New construction near the apartment discussed in the transcript is priced at roughly $3,500 to $4,000 per square meter.
Secondary-market rents and prices are moving
The secondary market is also strengthening, mainly because of low rental inventory and higher rental demand.
Reported market changes over the past 12 months:
- rental prices up around 20% to 25%;
- secondary-market sale prices up around 10% on average;
- prime areas such as Costa del Este moving from about $2,000–$2,100 per square meter to $2,200–$2,400 per square meter in some buildings.
Costa del Este units mentioned were generally larger three- and four-bedroom apartments of about 350 to 400 square meters.
The main driver is not described as speculation, but actual relocation demand. Expats and wealthy migrants are moving to Panama because of taxation, safety concerns, political uncertainty, and a limited number of alternative jurisdictions.
Why demand is increasing
Panama is being positioned as a functional tax-friendly city rather than a luxury lifestyle market like Dubai.
The demand sources mentioned include:
- Americans and Canadians, including seasonal “snowbird” buyers;
- people leaving or reconsidering Dubai and the UAE;
- Europeans concerned about taxation and safety;
- Israelis and Jewish buyers from the United States, South Florida, the Northeast, Switzerland and elsewhere;
- high-net-worth individuals looking for residence, lower tax exposure and a safe operating base.
Panama’s appeal is tied to several practical factors:
- territorial-style tax planning possibilities if structured properly;
- low property taxes;
- decent infrastructure;
- decent schools;
- perceived safety;
- direct connectivity through Copa Airlines across the Americas;
- ability to use property as part of a residency strategy.
The transcript compares Panama with alternatives such as Thailand, Malaysia, Singapore, Hong Kong, Paraguay and Costa Rica. Thailand is described as potentially creating long-term tax issues, Malaysia as affordable and tax-friendly, Singapore and Hong Kong as increasingly difficult to access, Paraguay as a major lifestyle shift from Dubai, and Costa Rica as less of a big-city option.
Residency through real estate
Two Panama real estate investment thresholds are mentioned:
- $200,000 real estate investment for residency, typically for applicants from developed countries;
- $300,000 real estate investment for immediate permanent residency for applicants from anywhere in the world.
Other Panama residency options mentioned include term deposits and creating a company and hiring oneself.
Example apartment investment
The transcript gives one example of a secondary-market apartment in Panama City.
Property details:
- building constructed in 2009;
- high-floor unit on the 26th floor;
- 112 square meters;
- one-bedroom loft;
- fully furnished;
- parking, pool and gym;
- walkable neighborhood;
- target tenants: single person or young couple.

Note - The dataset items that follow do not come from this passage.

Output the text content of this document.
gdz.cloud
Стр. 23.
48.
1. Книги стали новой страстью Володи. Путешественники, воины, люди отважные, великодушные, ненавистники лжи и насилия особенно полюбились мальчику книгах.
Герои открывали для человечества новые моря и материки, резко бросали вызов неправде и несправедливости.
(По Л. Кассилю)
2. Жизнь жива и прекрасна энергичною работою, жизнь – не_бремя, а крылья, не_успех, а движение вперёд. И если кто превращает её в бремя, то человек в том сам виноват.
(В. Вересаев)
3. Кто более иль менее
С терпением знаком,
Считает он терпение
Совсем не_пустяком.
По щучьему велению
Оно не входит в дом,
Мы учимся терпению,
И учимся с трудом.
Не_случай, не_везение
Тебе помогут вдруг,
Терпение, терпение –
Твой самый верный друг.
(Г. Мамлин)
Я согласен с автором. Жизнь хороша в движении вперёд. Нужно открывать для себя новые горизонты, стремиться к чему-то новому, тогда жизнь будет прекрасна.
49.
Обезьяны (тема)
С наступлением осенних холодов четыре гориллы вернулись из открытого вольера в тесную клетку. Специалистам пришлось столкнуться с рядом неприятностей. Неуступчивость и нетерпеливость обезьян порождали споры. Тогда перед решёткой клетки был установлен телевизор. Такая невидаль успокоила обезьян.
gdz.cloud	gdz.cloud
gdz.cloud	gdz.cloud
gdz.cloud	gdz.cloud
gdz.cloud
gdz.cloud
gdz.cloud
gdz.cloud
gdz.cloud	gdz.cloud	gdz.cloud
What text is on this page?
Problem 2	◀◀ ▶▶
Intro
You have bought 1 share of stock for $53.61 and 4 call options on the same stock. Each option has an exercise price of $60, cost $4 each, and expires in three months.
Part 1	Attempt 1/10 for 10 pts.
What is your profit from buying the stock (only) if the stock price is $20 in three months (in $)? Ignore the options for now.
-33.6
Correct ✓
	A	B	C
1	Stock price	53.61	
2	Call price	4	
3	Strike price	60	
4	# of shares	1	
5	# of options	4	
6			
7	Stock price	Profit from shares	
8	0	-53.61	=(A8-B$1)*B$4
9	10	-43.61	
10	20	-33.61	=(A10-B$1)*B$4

The apartment is expected to rent quickly for about $1,600 per month fully furnished. The claim is that if listed on a Monday, it could be rented by Friday.
The purchase price is unclear in the transcript. However, the unit is described as being around $1,800 per square meter and below $2,000 per square meter.
The projected assumptions include:
- 92% occupancy, described as conservative;
- 10% property management fee;
- tenant-finding fee equal to one month’s rent, with tenants staying about 18 months on average;
- annual property tax of about $1,020;
- monthly HOA fee of $179;
- some closing costs, legal costs and minor renovation costs;
- projected pre-tax net yield of about 5%.
The property tax is described as being in a higher bracket because the unit is an investment property, but still relatively low.
Secondary market versus new construction
The apartment is contrasted with new construction nearby priced at about $3,500 to $4,000 per square meter, roughly twice the secondary-market price.
The expected rent for the new construction would not be twice as high. The transcript gives the secondary unit rent as $1,600 per month and starts to describe the new-build rent as “22 to…” but the exact figure is unclear.
HOA fees in new buildings are also expected to be higher. New buildings are described as averaging about $3.50 per square meter in HOA fees. For a 100-square-meter unit, that would be about $350 per month, almost twice the HOA cost of the example secondary-market apartment.
The trade-off is that newer buildings may have better amenities and may be easier to rent, but the older secondary-market unit offers a lower entry price and stronger yield potential.
Building and maintenance risks
Older buildings carry the risk of special assessments. In the example discussed, the building had recently been repainted, with an estimated four years before another exterior repaint would be needed.
The building is described as functional but not visually attractive from the outside. The investment case is based more on price, walkability, rental demand, and yield than on luxury positioning.
Investment view
The market is described as entering a stronger phase after years of stagnation. The argument is that demand is being driven by multiple fundamentals:
- more foreign residents moving to Panama;
- limited supply of tax-haven or safe-haven real estate in walkable urban neighborhoods;
- rising rents;
- rising secondary-market prices;
- growing pressure on alternative jurisdictions such as Dubai;
- increasing capital flows into Panama.
The main caveat is that a major global liquidity crisis could affect all real estate markets, including Panama. Outside that risk, the transcript presents Panama City as a market that has started turning in the right direction and where investors can still find secondary-market deals with relatively low carrying costs, rental demand, and residency potential.